Meta announces open source large-scale multilingual model: identify more than 4,000 spoken languages

Meta has recently unveiled its Massively Multilingual Speech AI, a vast multilingual model capable of recognizing over 4,000 spoken languages, and has made it available open-source, thereby propelling the linguistic research community to further the preservation of numerous existing languages.

This breakthrough far exceeds last year’s premiere voice-to-voice translation technology, which enabled the direct translation of the Minnan dialect into English. Now, Meta’s expansive multilingual model can accommodate more than 4,000 spoken languages, a number forty times larger than existing technologies. This advancement can be applied to augmented and virtual reality scenarios, allowing people to communicate in their preferred languages.

In presenting this model, Meta has affirmed that this technology can preserve the majority of orally transmitted languages, thereby safeguarding a wealth of cultural heritage.

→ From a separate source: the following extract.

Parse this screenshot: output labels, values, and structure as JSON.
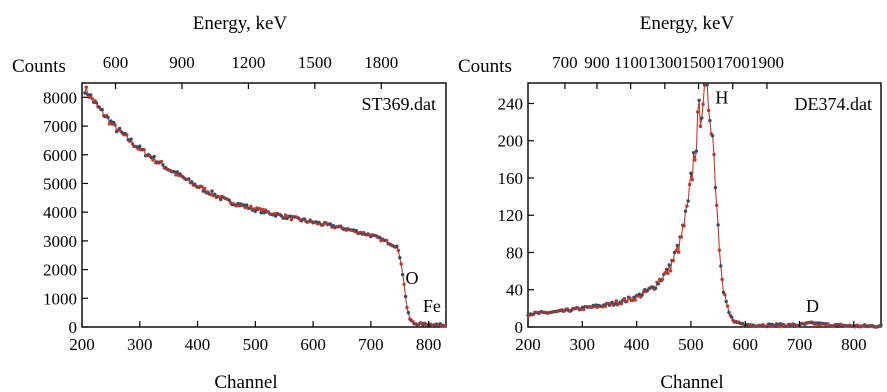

This technique originates from the conventional fields of text-to-speech and speech-to-text technology. Initially supporting only 100 languages, it can now convert over 1,100 languages and even recognize more than 4,000 spoken languages, facilitating smooth communication among users of various languages.

Behind this technology lies religious scripture that has been translated into multiple languages, widely read, and studied. For instance, the Bible, widely read and translated globally, is one of the text sources used for training this technology.

By utilizing audio readings of the New Testament Bible translated into 1,100 languages, with each language’s audio data averaging 32 hours in length, and subsequently adding unannotated Christian audio readings, the training data corresponds to over 4,000 languages.

Although the collected data predominantly feature male voices, the trained model is still capable of accurately identifying content expressed by both male and female voices. Furthermore, despite the predominance of religious content in the training data, the resulting model does not automatically generate additional religious content.

Meta has expressed its intent to persist in broadening the scope of the multilingual model, to support identification and translation among an even wider array of languages, and to overcome dialect-related content that has proven challenging with current technology.